Robin Williams. Ce n’est plus le sujet de l’heure, mais j’ai une bonne raison d’avoir attendu si longtemps avant de donner «my two cents». J’avais rien de différent ou de nouveau à dire. Quand j’ai rien à dire, j’ai ce réflexe musculaire étrange de fermer ma yeule. Jeudi dernier, cet état buccal a changé.

Je suis allé voir 1987. Crime que c’est drôle. Ricardo Trogi a un sens du rythme, du punch, du dialogue aussi efficace qu’une grand-mère juive pompette sur le cognac. On a notre maître du funny intelligent. Dans son film, son jeune lui-même, âgé de 17 ans, se retrouve devant l’absurdité d’avoir a choisir son métier d’avenir post secondaire. On se souvient tous de ce fameux test d’orientation qui, avec quelques questions, était censé te sizer et t’enligner dans une direction pour le reste de tes jours.
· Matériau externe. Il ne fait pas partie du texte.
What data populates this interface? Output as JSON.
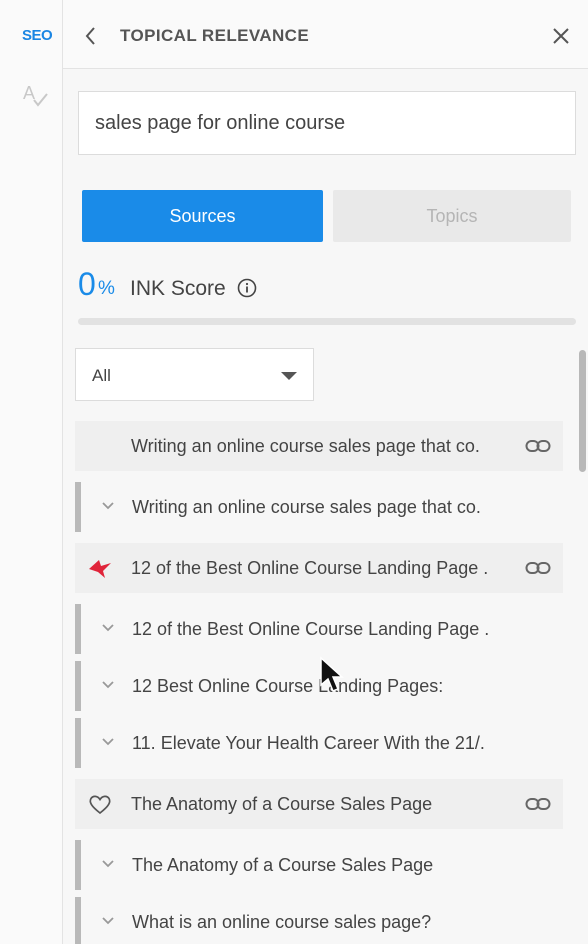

Un test de personnalité du 7 jours qui décide de ton avenir, de ton métier, de ta vie adulte. Brillant.

Avoir une job. Le most. L’essentiel. Aux yeux du système, c’est ça qui fait de toi un «adulte». Puis, faut que tu le sois au plus sacrant, un adulte… Parce que la machine elle roulera pas toute seule. Mais si c’était autre chose être adulte? Si c’était plus profond, plus complexe?

Quand tu viens au monde, tu es jeune. On n’apprend pas à être jeunes, on l’est. Naturellement, automatiquement. Tu viens au monde immature, égoïste, irresponsable, impatient, égocentrique. Plein de patterns psychologiques prennent forme, à ton insu, sous ta peau lisse pleine de plasters Pierrafeu. Puis, tu dois devenir adulte, cette chose, cette personne inconnue. Avec le temps, tranquillement, tu grandis. Ou pas… L’important, c’est d’être fonctionnel, de travailler. Le reste, c’est du bonus. Franchement, on s’en contrefiche si «en dedans», t’es pas tant que ça adulte. Tant que tu sais pousser ton crayon, pis dire «oui monsieur». C’est ben correct.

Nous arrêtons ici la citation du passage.